Cynomorium coccineum

Maltese sponge ( cynomorium coccineum )

Maltese sponge ( cynomorium coccineum ) is a rare plant species and a full parasites ( Holoparasit ). It is one of two species in the genus cynomorium, which is the only genus of the family of Cynomoriaceae.

Description

The Maltese sponge is a reddish brown, phalloid fungus-like, about 15 to 30 cm tall plant without chlorophyll. He parasitized at the roots of salt shrubs and plants along the coast. The plant is in addition to appearing at bloom sprouts from an underground, branched rhizome.

The shoot ends in a terminal brown red inflorescence. The individual flowers are in the axils of triangular scaly leaves. The unisexual flowers have bracts that are reduced to lobed appendages. The male flowers have only one stamen.

Occurrence

Except on the rock Fungus Rock in front of the Maltese island of Gozo is the Maltese sponge in Italy, such as Sicily on the West Coast Nature Reserve Riserva naturale Saline di Trapani e Paceco and the large ponds of Marsala, in Sardinia and in the Archipelago Natural Park La Maddalena, off the island of Lampedusa.
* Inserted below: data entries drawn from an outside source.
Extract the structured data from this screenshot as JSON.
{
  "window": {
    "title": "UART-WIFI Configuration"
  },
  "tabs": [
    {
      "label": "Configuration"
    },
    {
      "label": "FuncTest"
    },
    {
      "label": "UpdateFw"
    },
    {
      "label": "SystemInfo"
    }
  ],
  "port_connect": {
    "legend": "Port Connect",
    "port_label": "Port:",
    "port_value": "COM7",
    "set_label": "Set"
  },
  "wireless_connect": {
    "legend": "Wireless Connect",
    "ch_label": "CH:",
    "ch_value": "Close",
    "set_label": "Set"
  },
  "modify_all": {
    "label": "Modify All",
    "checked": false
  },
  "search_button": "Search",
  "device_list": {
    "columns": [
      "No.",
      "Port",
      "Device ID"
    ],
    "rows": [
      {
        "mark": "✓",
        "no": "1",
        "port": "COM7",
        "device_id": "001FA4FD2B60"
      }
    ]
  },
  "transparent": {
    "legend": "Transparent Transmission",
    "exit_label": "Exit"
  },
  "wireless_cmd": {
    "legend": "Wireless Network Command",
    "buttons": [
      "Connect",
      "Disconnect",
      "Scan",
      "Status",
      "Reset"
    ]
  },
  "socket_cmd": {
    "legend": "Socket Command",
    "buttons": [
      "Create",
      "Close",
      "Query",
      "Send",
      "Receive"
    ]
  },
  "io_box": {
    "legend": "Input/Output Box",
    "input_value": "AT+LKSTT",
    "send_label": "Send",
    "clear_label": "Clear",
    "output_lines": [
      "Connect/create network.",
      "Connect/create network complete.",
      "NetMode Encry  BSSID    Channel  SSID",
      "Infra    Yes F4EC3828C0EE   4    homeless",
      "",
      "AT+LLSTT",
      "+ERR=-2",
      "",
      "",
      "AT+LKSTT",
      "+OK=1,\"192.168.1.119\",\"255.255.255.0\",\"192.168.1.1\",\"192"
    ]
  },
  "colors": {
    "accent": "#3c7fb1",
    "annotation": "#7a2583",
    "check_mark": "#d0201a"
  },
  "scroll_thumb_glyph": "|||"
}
Other reserves are found in the south of Corsica, Oman, Morocco and Spain, as in the Parque Natural de Gata in the hinterland of Almería, in the Parque Natural de la Bahia de Cádiz. Cynomorium coccineum grows in salt marshes and marine sands.

Use

In the 16th and 17th centuries it was the panacea of the great hospital of Malta in Valletta. The dark red extract of cynomorium coccineum found use in the treatment of wounds, bleeding and injuries, but was also used as an aphrodisiac. In the 17th and 18th century, when it became the Order, the extract for exorbitant sums to the European royal houses for sale, the plant came to also economic importance. The Maltese kept the plant jealous and built in the early 18th century even a watchtower on the coast. The rocks could only be achieved in a basket which was pulled over a distance of 35 m on ropes between Gozo and the island back and forth.